Cuando el 27 de octubre aprobó el Senado el artículo 155 de la Constitución, en mi opinión, el Gobierno había perdido mucho tiempo.
El artículo 155, que no ha sido desarrollado, y que ahora el Tribunal Constitucional pretende hacerlo, contempla dos grandes escenarios para aprobar esa excepcional intervención.
El primer escenario prevé una grave violación de las leyes: “Si una Comunidad Autónoma no cumpliere las obligaciones que la Constitución u otras leyes le impongan…” Esto ocurrió el 6 de septiembre de 2017, cuando el Parlament de Catalunya aprobó, conculcando sus propias normas y anulando dolosamente los derechos parlamentarios de los grupos de la oposición, las leyes que convocaban un referéndum de autodeterminación para el 1º de octubre siguiente, así como las normas para poner en marcha la llamada República Catalana. La ley de referéndum se denominaba: “Ley del referéndum de autodeterminación vinculante sobre la independencia de Cataluña”.
Ya no se disimulaba la intención: el proces se culminaría el 1º de octubre votando la independencia de Cataluña. El golpe de Estado tuvo lugar entonces, el día 6 de septiembre, pues las votaciones del 1º de octubre fueron la consecuencia de la aprobación de esa ley.

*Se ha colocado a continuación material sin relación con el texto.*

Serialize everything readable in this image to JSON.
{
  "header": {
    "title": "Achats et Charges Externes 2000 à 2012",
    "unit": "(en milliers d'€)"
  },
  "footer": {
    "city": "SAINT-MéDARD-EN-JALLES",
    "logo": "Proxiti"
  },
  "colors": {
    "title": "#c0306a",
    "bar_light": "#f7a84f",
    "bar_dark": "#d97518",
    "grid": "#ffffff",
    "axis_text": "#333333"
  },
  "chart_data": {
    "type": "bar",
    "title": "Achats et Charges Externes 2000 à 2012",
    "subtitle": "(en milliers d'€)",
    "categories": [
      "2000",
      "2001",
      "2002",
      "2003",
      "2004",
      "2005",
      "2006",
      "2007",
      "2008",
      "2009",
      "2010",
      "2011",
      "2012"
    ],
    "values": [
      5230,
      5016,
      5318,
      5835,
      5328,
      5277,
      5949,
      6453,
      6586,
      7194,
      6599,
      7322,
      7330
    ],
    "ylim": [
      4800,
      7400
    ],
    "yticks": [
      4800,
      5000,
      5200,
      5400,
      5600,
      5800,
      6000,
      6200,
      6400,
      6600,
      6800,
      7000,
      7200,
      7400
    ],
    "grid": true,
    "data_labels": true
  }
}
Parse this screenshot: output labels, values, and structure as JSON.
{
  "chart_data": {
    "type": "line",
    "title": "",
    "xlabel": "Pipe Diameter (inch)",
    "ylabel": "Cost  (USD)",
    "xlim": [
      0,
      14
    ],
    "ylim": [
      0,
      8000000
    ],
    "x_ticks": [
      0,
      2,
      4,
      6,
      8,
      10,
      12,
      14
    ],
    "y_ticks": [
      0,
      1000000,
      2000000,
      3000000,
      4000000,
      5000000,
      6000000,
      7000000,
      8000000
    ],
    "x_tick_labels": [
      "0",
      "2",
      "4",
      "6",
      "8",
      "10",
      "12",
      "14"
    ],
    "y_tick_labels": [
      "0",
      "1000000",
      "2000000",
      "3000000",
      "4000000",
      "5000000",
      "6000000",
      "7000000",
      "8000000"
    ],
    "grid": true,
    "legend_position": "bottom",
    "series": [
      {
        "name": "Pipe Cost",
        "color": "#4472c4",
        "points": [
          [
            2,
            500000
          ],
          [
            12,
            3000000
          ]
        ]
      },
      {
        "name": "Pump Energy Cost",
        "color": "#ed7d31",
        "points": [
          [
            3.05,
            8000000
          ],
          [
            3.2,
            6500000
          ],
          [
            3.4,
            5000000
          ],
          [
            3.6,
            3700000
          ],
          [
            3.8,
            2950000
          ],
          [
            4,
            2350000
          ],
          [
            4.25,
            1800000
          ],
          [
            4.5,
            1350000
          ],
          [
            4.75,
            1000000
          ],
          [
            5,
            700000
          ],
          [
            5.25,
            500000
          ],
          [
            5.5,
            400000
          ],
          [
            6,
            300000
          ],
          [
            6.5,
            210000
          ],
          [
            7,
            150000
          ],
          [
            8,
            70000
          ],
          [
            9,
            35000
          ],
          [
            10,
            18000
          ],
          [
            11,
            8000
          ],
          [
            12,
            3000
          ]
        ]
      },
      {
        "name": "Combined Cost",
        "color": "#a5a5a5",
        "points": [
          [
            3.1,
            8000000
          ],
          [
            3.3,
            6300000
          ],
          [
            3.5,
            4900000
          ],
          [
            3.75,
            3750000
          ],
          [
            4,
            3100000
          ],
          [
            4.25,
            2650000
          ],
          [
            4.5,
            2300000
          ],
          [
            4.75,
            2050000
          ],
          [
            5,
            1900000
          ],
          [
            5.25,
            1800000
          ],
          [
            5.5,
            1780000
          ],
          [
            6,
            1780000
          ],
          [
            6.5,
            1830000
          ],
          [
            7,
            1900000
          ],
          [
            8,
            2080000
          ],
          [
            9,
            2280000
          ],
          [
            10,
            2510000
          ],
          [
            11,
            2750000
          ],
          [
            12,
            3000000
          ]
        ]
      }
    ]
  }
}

Normas parecidas fueron aprobadas por el Parlament de Catalunya desde años antes, y aunque el Gobierno de la Nación las recurrió en los distintos tribunales, sobre todo en el Tribunal Constitucional, las instituciones dominadas por los nacionalistas catalanes, destacadamente los presidentes de la Generalitat, Artur Mas y Carles Puigdemont, o ignoraron las sentencias, o las esquivaron con diversos trucos políticos, en fin, se aplicaron a “engañar al Estado”, como dijo el presidente de la Generalitat, Artur Mas, cuando organizó un consulta referida al “derecho a decidir”, el 9 de noviembre de 2014, mediante la participación y cobertura de la “sociedad civil”. En esa fecha, los ciudadanos catalanes pudieron votar todo el día, fueron 2.236.806 los participantes, de los cuales el 80 por ciento estuvieron a favor de la independencia, que era el objetivo del llamado “derecho a decidir”.
El ministro de Justicia aclaró al día siguiente que la consulta había fracasado, porque el número de participantes no había alcanzado la mayoría suficiente. Parece claro que los independentistas salieron crecidos de la consulta, y que los partidarios de la unidad de España sintieron una sensación de abandono.
Así que cuando el 1º de octubre de 2017 los catalanes fueron convocados por la Generalitat para pronunciarse en un referéndum de autodeterminación, se habló de un golpe de Estado, pero tuvo que intervenir el rey Felipe VI para que se produjera una reacción política e institucional que terminase con la sensación de abandono. La mayoría silenciosa de Cataluña se coordinó espiritualmente con la mayoría de los ciudadanos españoles: la Nación española de la Constitución es mucho más que una definición.
El segundo escenario que prevé el artículo 155, en mi opinión, no se refiere tanto a desobediencia de las leyes, sino a causas y circunstancias materiales: “…o actuare de forma que atente gravemente al interés de España…”
Tras el discurso televisado del rey Felipe VI, el Gobierno puso en marcha la aprobación del artículo 155: “…el Gobierno, previo requerimiento al Presidente de la Comunidad Autónoma y, en caso de de no ser atendido, con la aprobación por mayoría absoluta del Senado, podrá adoptar las medidas necesarias para obligar a aquella al cumplimiento forzoso de dichas obligaciones o para la protección del mencionado interés general.”
Como se puede leer, el artículo distingue “las medidas” que se necesitan cuando no son respetadas las leyes y cuando proceden de otras causas. Según mi valoración, el Gobierno propuso actuar al amparo del artículo 155 porque Cataluña estaba al borde de un desastre económico, con empresas y bancos que huían del desafío separatista. La violación de la Constitución no fue el dato prioritario, y eso tuvo y tendrá malas consecuencias. De hecho, si hubiese tenido éxito la mediación del lehendakari Urkullu para que Puigdemont se sometiese a la Constitución, el Gobierno de Rajoy ofreció a cambio la retirada del artículo 155 del Senado. Una manifestación más de una manera de abordar los problemas políticos del Gobierno: argumentar con la estabilidad económica, la creación de empleo, y descartar completamente cualquier forma de debate parlamentario. Y como colofón, plenamente congruente con lo dicho, el Senado hizo el debate del 155 sin la presencia de los gobiernos de las Comunidades Autónomas, es decir, evitó que tuviese dimensión estatal, quedando reducido a un debate entre partidos políticos. ¡Y el problema que tenemos es que las Comunidades Autónomas se relacionan con el Estado solamente a través de los partidos políticos!